No one has captured the scope and breadth of modern New York fashion more comprehensively than New York Times photographer Bill Cunningham.
For more than 50 years, the workaholic octogenarian, 82, has been a fixture on the city’s streets, in its Fashion Week tents and on the high-society party circuit, documenting the fashionable trends and whims among New Yorkers of all social strata.
Filmmaker Richard Press spent eight years convincing the notoriously attention-shy photographer to take part in “Bill Cunningham New York,” a documentary depicting the icon at work that opens at Film Forum today.
amNewYork spoke with Press about the film.
What drew you to Cunningham’s work?
Bill has dedicated his life to documenting the intersection of fashion and style and culture in New York for over 50 years. It’s photography, but it’s also cultural anthropology — if you want to know what New York was like in the latter half of the 20th century and the 21st century, you would look at Bill’s archives.
What has helped him produce such a monumental repertoire?
He’s maybe one of the only people in the city who traverses every social milieu. He’s as comfortable uptown with society women as he is with downtown fashionistas, drag queens. … He has chosen to live his life exactly on his own terms.
Once you got him on board, did things get easier?
The thing is, even when he agreed to do the movie, he never quite agreed to do it. It was still a negotiation constantly — he would [only] allow filming at certain points. There was a lot of waiting. I basically lived at The New York Times for a year with a camera.
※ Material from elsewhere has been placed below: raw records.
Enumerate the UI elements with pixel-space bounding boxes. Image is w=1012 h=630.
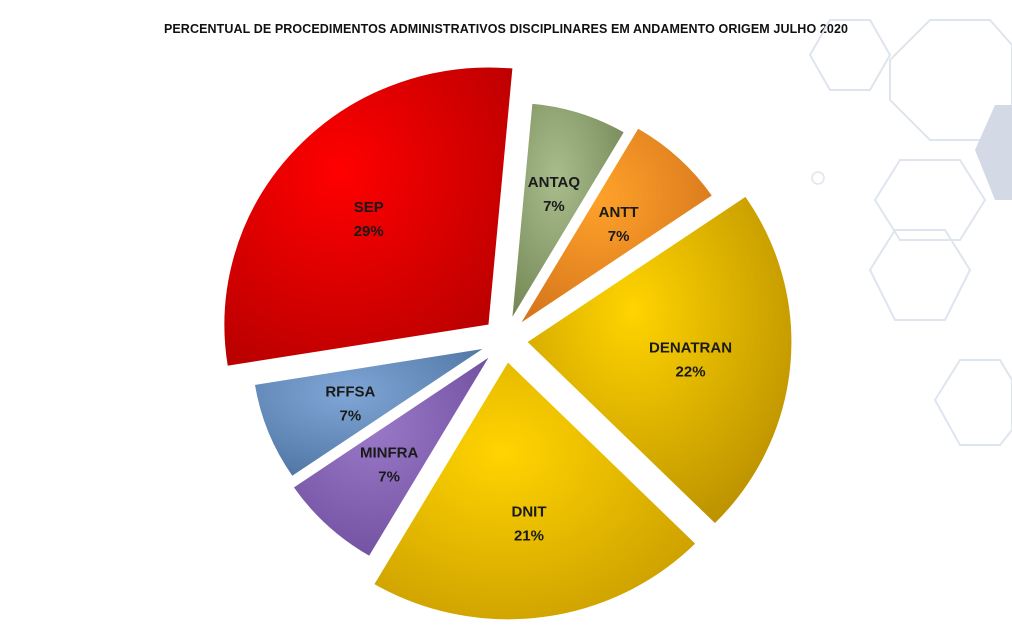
pie-slice-rffsa	[253, 347, 485, 478]
slice-label-dnit: DNIT	[511, 503, 546, 520]
slice-label-denatran: DENATRAN	[649, 339, 732, 356]
slice-value-sep: 29%	[354, 223, 384, 240]
slice-value-dnit: 21%	[514, 527, 544, 544]
chart-title: PERCENTUAL DE PROCEDIMENTOS ADMINISTRATI…	[163, 22, 849, 36]
slice-label-sep: SEP	[354, 199, 384, 216]
pie-slice-sep	[223, 66, 514, 367]
pie-slice-minfra	[292, 355, 491, 558]
slice-label-minfra: MINFRA	[360, 444, 418, 461]
slice-label-antaq: ANTAQ	[528, 174, 581, 191]
slice-label-antt: ANTT	[599, 204, 639, 221]
pie-slice-dnit	[373, 361, 697, 621]
pie-slice-denatran	[526, 195, 793, 525]
slice-value-minfra: 7%	[378, 468, 400, 485]
slice-value-denatran: 22%	[676, 363, 706, 380]
slice-value-rffsa: 7%	[339, 407, 361, 424]
slice-value-antt: 7%	[608, 228, 630, 245]
pie-slice-antt	[519, 127, 714, 325]
slice-value-antaq: 7%	[543, 198, 565, 215]
slice-label-rffsa: RFFSA	[325, 383, 375, 400]
pie-slice-antaq	[511, 102, 626, 320]
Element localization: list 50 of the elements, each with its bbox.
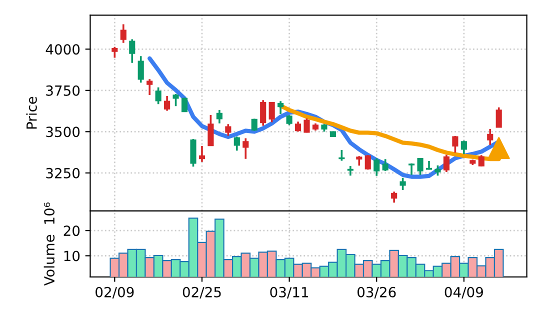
y-tick-label: 4000 (46, 44, 80, 55)
y-tick-label: 3250 (46, 168, 80, 178)
candlestick (487, 128, 494, 146)
y-tick-label: 20 (64, 226, 80, 236)
x-tick-label: 03/26 (358, 286, 396, 298)
candlestick (129, 38, 136, 64)
candlestick (496, 106, 502, 128)
candlestick (172, 93, 179, 107)
candlestick (112, 46, 118, 59)
candlestick (478, 154, 484, 168)
candlestick (120, 23, 126, 44)
candlestick (452, 135, 458, 154)
candlestick (198, 145, 206, 163)
candlestick (216, 109, 222, 124)
candlestick (251, 118, 258, 132)
candlestick (234, 136, 240, 152)
candlestick (155, 86, 162, 106)
candlestick (460, 140, 467, 156)
x-tick-label: 03/11 (270, 286, 308, 298)
candlestick (443, 154, 450, 173)
candlestick (400, 176, 406, 191)
y-tick-label: 10 (64, 250, 80, 262)
candlestick (286, 114, 292, 126)
y-axis-title: Volume 10⁶ (44, 202, 55, 286)
candlestick (190, 138, 196, 168)
candlestick (146, 78, 153, 96)
y-tick-label: 3500 (46, 126, 80, 138)
candlestick (164, 95, 170, 112)
candlestick (294, 120, 302, 133)
candlestick (242, 137, 249, 160)
candlestick (208, 114, 214, 147)
candlestick (268, 102, 275, 124)
candlestick (417, 157, 424, 176)
candlestick (181, 96, 188, 113)
candlestick (374, 157, 380, 177)
x-tick-label: 02/25 (182, 286, 221, 298)
candlestick (260, 99, 266, 127)
candlestick (304, 118, 310, 134)
candlestick (364, 154, 371, 171)
candlestick (434, 164, 441, 176)
y-axis-title: Price (26, 96, 37, 129)
candlestick (391, 190, 398, 204)
y-tick-label: 3750 (46, 85, 80, 96)
candlestick (356, 155, 362, 167)
candlestick (225, 123, 232, 137)
candlestick (382, 158, 388, 172)
candlestick (138, 55, 144, 84)
x-tick-label: 02/09 (96, 286, 134, 298)
x-tick-label: 04/09 (444, 286, 483, 298)
candlestick (278, 100, 284, 115)
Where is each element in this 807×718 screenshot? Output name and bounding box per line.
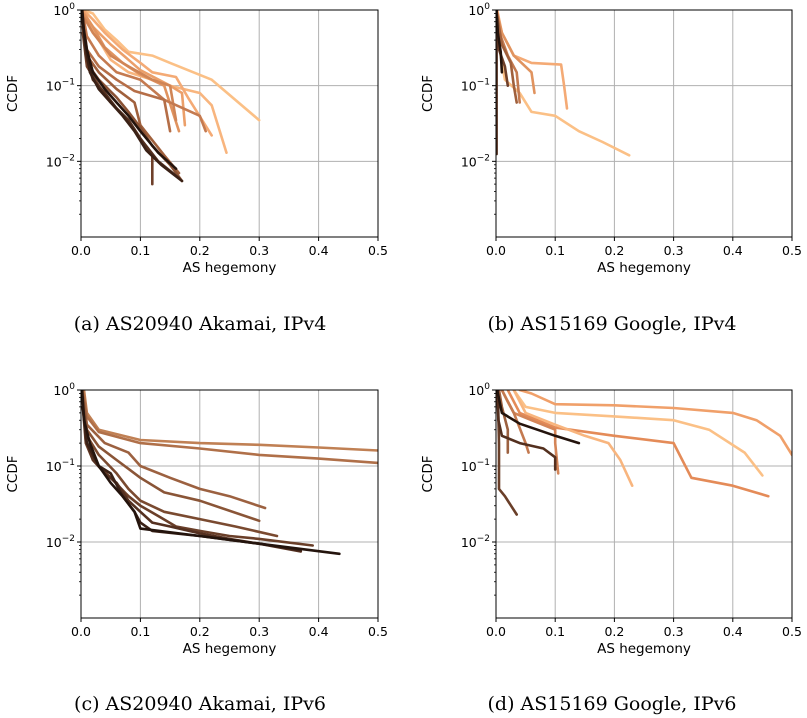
x-axis-label: AS hegemony — [183, 260, 277, 276]
chart-panel-3: 0.0 0.1 0.2 0.3 0.4 0.5 100 10−1 10−2 AS hegemony… — [420, 382, 802, 715]
y-axis-label: CCDF — [420, 75, 436, 112]
series-line-5 — [500, 390, 530, 454]
x-tick-label: 0.0 — [71, 243, 91, 258]
y-axis-label: CCDF — [420, 455, 436, 492]
x-tick-label: 0.4 — [309, 243, 329, 258]
series-line-2 — [82, 10, 213, 137]
y-tick-label: 10−1 — [46, 78, 75, 94]
y-tick-label: 10−2 — [46, 534, 75, 550]
series-line-6 — [497, 390, 510, 454]
subfigure-caption: (a) AS20940 Akamai, IPv4 — [74, 313, 327, 335]
series-group — [81, 390, 378, 556]
chart-panel-1: 0.0 0.1 0.2 0.3 0.4 0.5 100 10−1 10−2 AS hegemony… — [420, 2, 802, 335]
x-tick-label: 0.5 — [782, 624, 802, 639]
x-tick-label: 0.5 — [368, 624, 388, 639]
y-axis-label: CCDF — [5, 455, 21, 492]
plot-frame — [495, 9, 793, 238]
y-tick-label: 10−1 — [461, 458, 490, 474]
chart-panel-0: 0.0 0.1 0.2 0.3 0.4 0.5 100 10−1 10−2 AS hegemony… — [5, 2, 388, 335]
x-tick-label: 0.1 — [130, 624, 150, 639]
y-tick-label: 10−2 — [46, 153, 75, 169]
y-tick-label: 100 — [53, 382, 75, 398]
x-tick-label: 0.1 — [545, 624, 565, 639]
plot-frame — [80, 9, 379, 238]
chart-panel-2: 0.0 0.1 0.2 0.3 0.4 0.5 100 10−1 10−2 AS hegemony… — [5, 382, 388, 715]
series-group — [496, 10, 631, 157]
x-axis-label: AS hegemony — [183, 641, 277, 657]
series-line-12 — [81, 10, 184, 183]
x-tick-label: 0.0 — [486, 624, 506, 639]
x-tick-label: 0.0 — [71, 624, 91, 639]
series-line-3 — [512, 390, 634, 487]
x-axis-label: AS hegemony — [597, 641, 691, 657]
subfigure-caption: (c) AS20940 Akamai, IPv6 — [74, 693, 326, 715]
y-tick-label: 10−2 — [461, 153, 490, 169]
y-tick-label: 10−1 — [461, 78, 490, 94]
subfigure-caption: (d) AS15169 Google, IPv6 — [488, 693, 737, 715]
series-line-5 — [81, 14, 178, 122]
series-line-2 — [506, 390, 770, 498]
series-line-3 — [81, 400, 261, 523]
series-line-4 — [81, 405, 279, 538]
y-tick-label: 100 — [468, 382, 490, 398]
x-tick-label: 0.2 — [190, 243, 210, 258]
y-tick-label: 10−1 — [46, 458, 75, 474]
y-tick-label: 100 — [468, 2, 490, 18]
series-line-7 — [496, 390, 518, 516]
plot-frame — [80, 389, 379, 619]
x-tick-label: 0.5 — [782, 243, 802, 258]
x-tick-label: 0.3 — [249, 243, 269, 258]
x-tick-label: 0.1 — [130, 243, 150, 258]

How did shooting the film deepen your appreciation for New York?
One night I’m following him on a bicycle, and it’s 11 o’clock and I’m following him through Central Park. He’s on his way to the Waldorf Astoria, ... and I just thought, “You know, normally I would be home watching Jon Stewart or I’d be asleep, and here I am in Central Park … on this beautiful fall night, on a bicycle, following Bill Cunningham to the Waldorf.” And it was just really magical. ... This is his life.